Cora, l’incantatrice di serpenti, stella del circo di Mosca dalla bellezza quasi albina, diversa eppure amata e protetta dalla sua gente, proprio come i suoi serpenti cambia pelle. Per vendetta, per lenire il dolore per la perdita di un qualcosa che nessuno potrà restituirle (l’amore della sua famiglia), e per senso di giustizia.

Grazie alla rete di protezione dei circensi, e alla propria freddezza e presenza di spirito, Cora riesce a mettere in salvo Zoya e se stessa e a rifugiarsi con Marina, il pitone albino che tanto le somiglia, dalla fenomenale nonna Aleksandra a Noril’sk, la città più impenetrabile e inospitale dell’intera Russia.
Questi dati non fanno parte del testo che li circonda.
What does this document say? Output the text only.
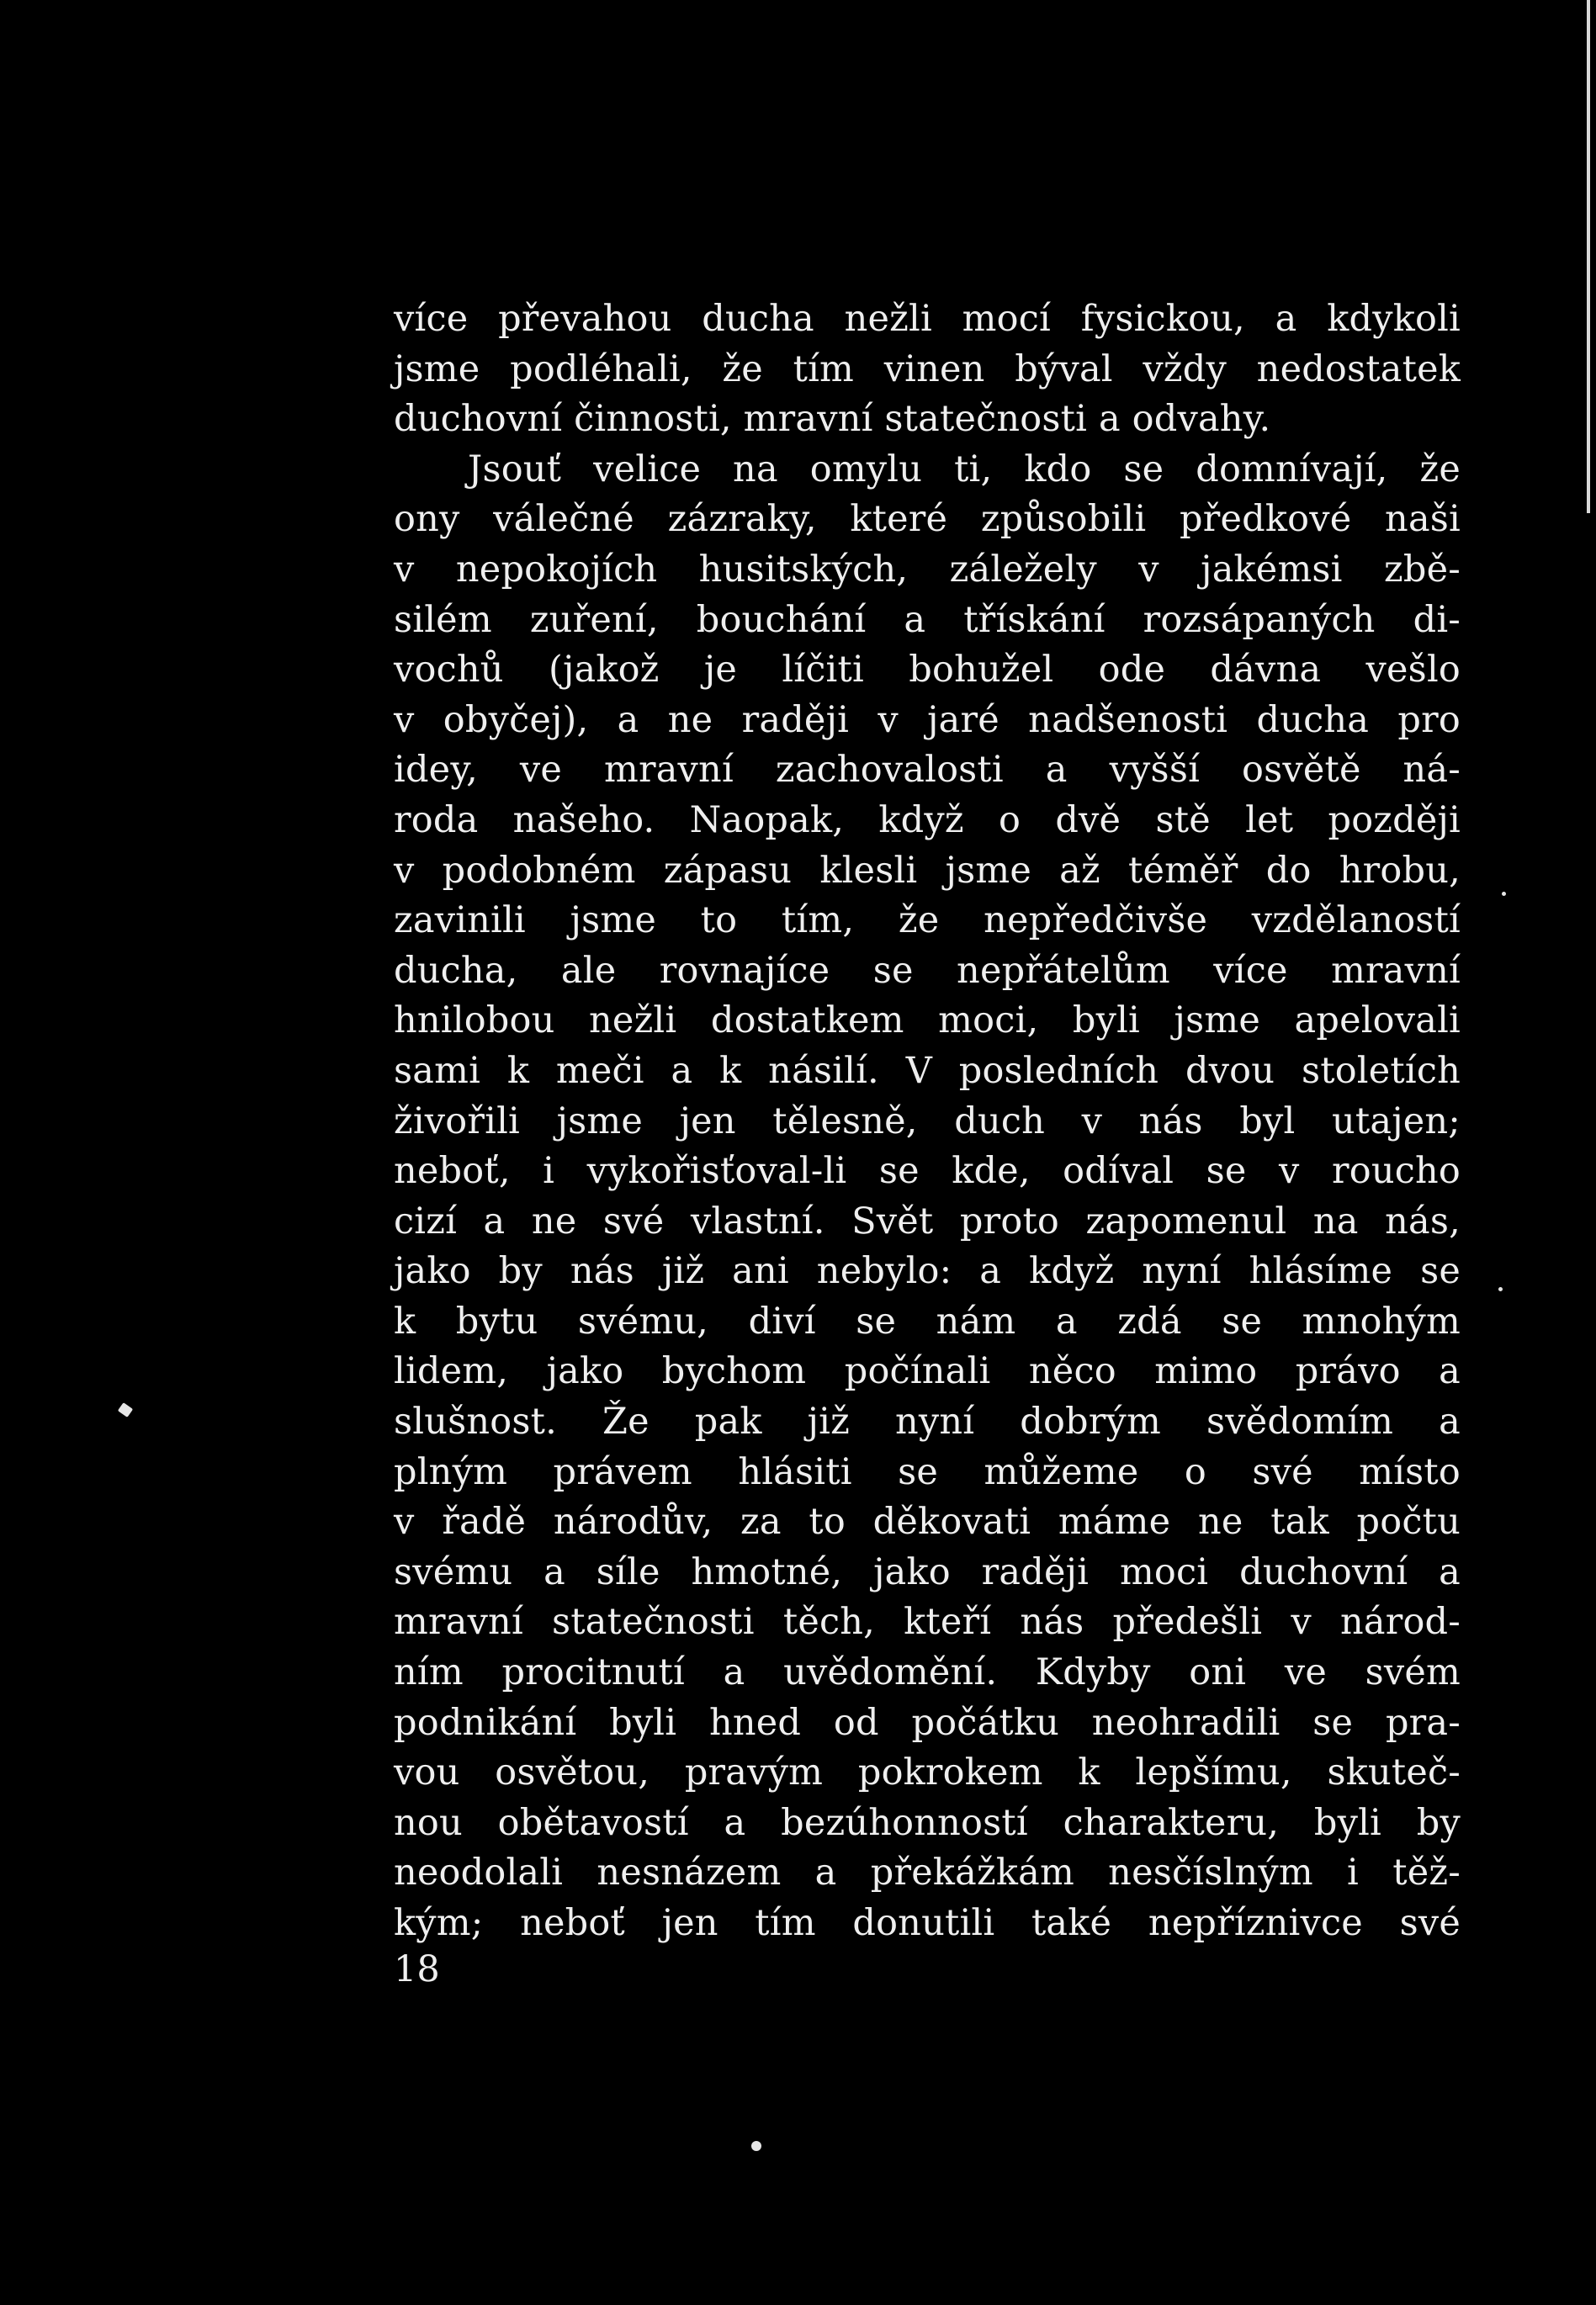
více převahou ducha nežli mocí fysickou, a kdykoli
jsme podléhali, že tím vinen býval vždy nedostatek
duchovní činnosti, mravní statečnosti a odvahy.
Jsouť velice na omylu ti, kdo se domnívají, že
ony válečné zázraky, které způsobili předkové naši
v nepokojích husitských, záležely v jakémsi zbě-
silém zuření, bouchání a třískání rozsápaných di-
vochů (jakož je líčiti bohužel ode dávna vešlo
v obyčej), a ne raději v jaré nadšenosti ducha pro
idey, ve mravní zachovalosti a vyšší osvětě ná-
roda našeho. Naopak, když o dvě stě let později
v podobném zápasu klesli jsme až téměř do hrobu,
zavinili jsme to tím, že nepředčivše vzdělaností
ducha, ale rovnajíce se nepřátelům více mravní
hnilobou nežli dostatkem moci, byli jsme apelovali
sami k meči a k násilí. V posledních dvou stoletích
živořili jsme jen tělesně, duch v nás byl utajen;
neboť, i vykořisťoval-li se kde, odíval se v roucho
cizí a ne své vlastní. Svět proto zapomenul na nás,
jako by nás již ani nebylo: a když nyní hlásíme se
k bytu svému, diví se nám a zdá se mnohým
lidem, jako bychom počínali něco mimo právo a
slušnost. Že pak již nyní dobrým svědomím a
plným právem hlásiti se můžeme o své místo
v řadě národův, za to děkovati máme ne tak počtu
svému a síle hmotné, jako raději moci duchovní a
mravní statečnosti těch, kteří nás předešli v národ-
ním procitnutí a uvědomění. Kdyby oni ve svém
podnikání byli hned od počátku neohradili se pra-
vou osvětou, pravým pokrokem k lepšímu, skuteč-
nou obětavostí a bezúhonností charakteru, byli by
neodolali nesnázem a překážkám nesčíslným i těž-
kým; neboť jen tím donutili také nepříznivce své
18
E a preparare la propria vendetta.

Lì, nel gelo artico, Cora l’incantatrice si trasforma in Cora la vendicatrice, grazie alla Manticora, un feroce sicario dall’animo di giustiziere che accetta di aiutarla, come sempre ha fatto con tutti coloro che ne hanno bisogno, contro nemici troppo potenti da poter essere affrontati da soli.

Durante una lunga notte siberiana, Vasil’ko Volkov la addestra, la trasforma e si innamora di lei. E lei di lui. Perché lo spietato lupo della steppa, riconosce nella solitudine e nella rabbia della ragazza la propria stessa essenza, e per la prima volta sente di poter appartenere a qualcuno, e lo stesso vale per Cora. Un innamoramento che è piuttosto un riconoscimento della propria natura, differente da tutti gli altri, selvaggia, algida e al tempo stesso bruciante. Inevitabile come l’inverno e come la vendetta.
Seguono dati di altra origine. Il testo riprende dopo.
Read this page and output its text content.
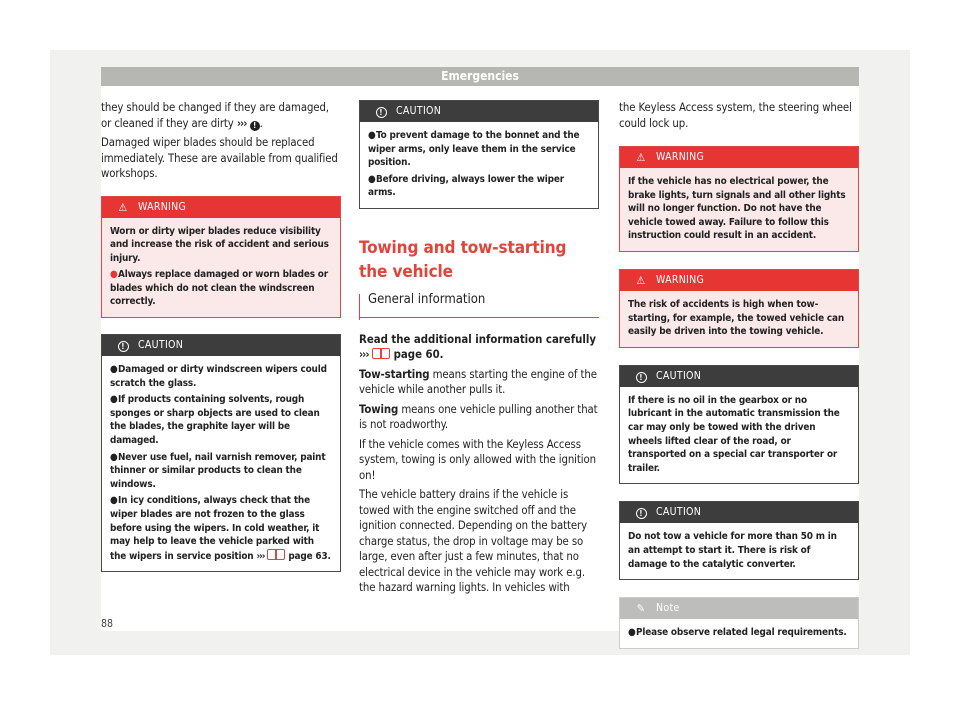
Emergencies

they should be changed if they are damaged, or cleaned if they are dirty ››› ! .

Damaged wiper blades should be replaced immediately. These are available from qualified workshops.

⚠ WARNING
Worn or dirty wiper blades reduce visibility and increase the risk of accident and serious injury.
●Always replace damaged or worn blades or blades which do not clean the windscreen correctly.
!	CAUTION
●Damaged or dirty windscreen wipers could scratch the glass.
●If products containing solvents, rough sponges or sharp objects are used to clean the blades, the graphite layer will be damaged.
●Never use fuel, nail varnish remover, paint thinner or similar products to clean the windows.
●In icy conditions, always check that the wiper blades are not frozen to the glass before using the wipers. In cold weather, it may help to leave the vehicle parked with the wipers in service position ››› page 63.
!	CAUTION
●To prevent damage to the bonnet and the wiper arms, only leave them in the service position.
●Before driving, always lower the wiper arms.
Towing and tow-starting the vehicle
General information

Read the additional information carefully ››› page 60.

Tow-starting means starting the engine of the vehicle while another pulls it.

Towing means one vehicle pulling another that is not roadworthy.

If the vehicle comes with the Keyless Access system, towing is only allowed with the ignition on!

The vehicle battery drains if the vehicle is towed with the engine switched off and the ignition connected. Depending on the battery charge status, the drop in voltage may be so large, even after just a few minutes, that no electrical device in the vehicle may work e.g. the hazard warning lights. In vehicles with

the Keyless Access system, the steering wheel could lock up.

⚠ WARNING
If the vehicle has no electrical power, the brake lights, turn signals and all other lights will no longer function. Do not have the vehicle towed away. Failure to follow this instruction could result in an accident.
⚠ WARNING
The risk of accidents is high when tow-starting, for example, the towed vehicle can easily be driven into the towing vehicle.
!	CAUTION
If there is no oil in the gearbox or no lubricant in the automatic transmission the car may only be towed with the driven wheels lifted clear of the road, or transported on a special car transporter or trailer.
!	CAUTION
Do not tow a vehicle for more than 50 m in an attempt to start it. There is risk of damage to the catalytic converter.
✎	Note
●Please observe related legal requirements.
88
Breve, intenso, bello. Il fatto che io mi augurassi qualche pagina in più per approfondire e anche per evitare il distacco da una storia e dei personaggi perfettamente riusciti, nulla toglie alla suggestione che questo romanzo è in grado di suscitare, alla magia e all’emozione. Un’autrice in crescita che però sa già dosare i propri strumenti con mano sicura mescolando realtà e finzione e senza mai scordare il giusto ritmo narrativo. Un autoconclusivo in cui non si può non sperare in un seguito.
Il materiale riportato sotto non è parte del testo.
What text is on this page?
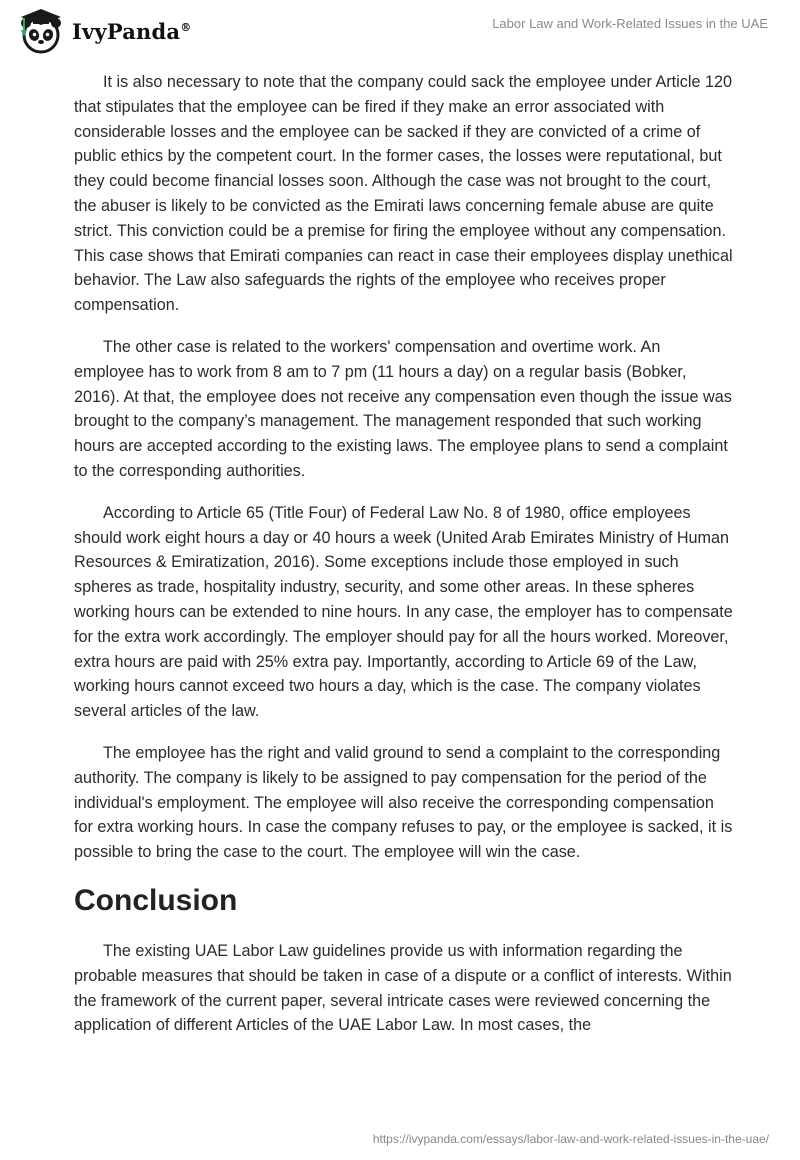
IvyPanda®	Labor Law and Work-Related Issues in the UAE

It is also necessary to note that the company could sack the employee under Article 120 that stipulates that the employee can be fired if they make an error associated with considerable losses and the employee can be sacked if they are convicted of a crime of public ethics by the competent court. In the former cases, the losses were reputational, but they could become financial losses soon. Although the case was not brought to the court, the abuser is likely to be convicted as the Emirati laws concerning female abuse are quite strict. This conviction could be a premise for firing the employee without any compensation. This case shows that Emirati companies can react in case their employees display unethical behavior. The Law also safeguards the rights of the employee who receives proper compensation.

The other case is related to the workers' compensation and overtime work. An employee has to work from 8 am to 7 pm (11 hours a day) on a regular basis (Bobker, 2016). At that, the employee does not receive any compensation even though the issue was brought to the company’s management. The management responded that such working hours are accepted according to the existing laws. The employee plans to send a complaint to the corresponding authorities.

According to Article 65 (Title Four) of Federal Law No. 8 of 1980, office employees should work eight hours a day or 40 hours a week (United Arab Emirates Ministry of Human Resources & Emiratization, 2016). Some exceptions include those employed in such spheres as trade, hospitality industry, security, and some other areas. In these spheres working hours can be extended to nine hours. In any case, the employer has to compensate for the extra work accordingly. The employer should pay for all the hours worked. Moreover, extra hours are paid with 25% extra pay. Importantly, according to Article 69 of the Law, working hours cannot exceed two hours a day, which is the case. The company violates several articles of the law.

The employee has the right and valid ground to send a complaint to the corresponding authority. The company is likely to be assigned to pay compensation for the period of the individual's employment. The employee will also receive the corresponding compensation for extra working hours. In case the company refuses to pay, or the employee is sacked, it is possible to bring the case to the court. The employee will win the case.

Conclusion

The existing UAE Labor Law guidelines provide us with information regarding the probable measures that should be taken in case of a dispute or a conflict of interests. Within the framework of the current paper, several intricate cases were reviewed concerning the application of different Articles of the UAE Labor Law. In most cases, the

https://ivypanda.com/essays/labor-law-and-work-related-issues-in-the-uae/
Fumavo, fissando la casa che racchiudeva la mia famiglia, mentre la foresta alle mie spalle era immersa nel silenzio. Nel corso degli anni, nessuno dei miei tanti nemici era riuscito a scoprire il rifugio del lupo e i pochi che sapevano non mi avrebbero mai tradito. In tanti avevano chiesto il mio aiuto, contando su di me, e in molti erano morti per mano mia. Dopo Cora, però, la Manticora era come svanita, c’era chi dubitava che fosse mai vissuta e chi, nonostante fosse certo della sua esistenza, non ne aveva né prove né notizie. La pace era scesa sul mio cuore, come la neve che ammantava il paesaggio con il suo mantello candido: non desideravo più prendere vite umane. Di una cosa, però, ero certo: se necessario, sarei tornato.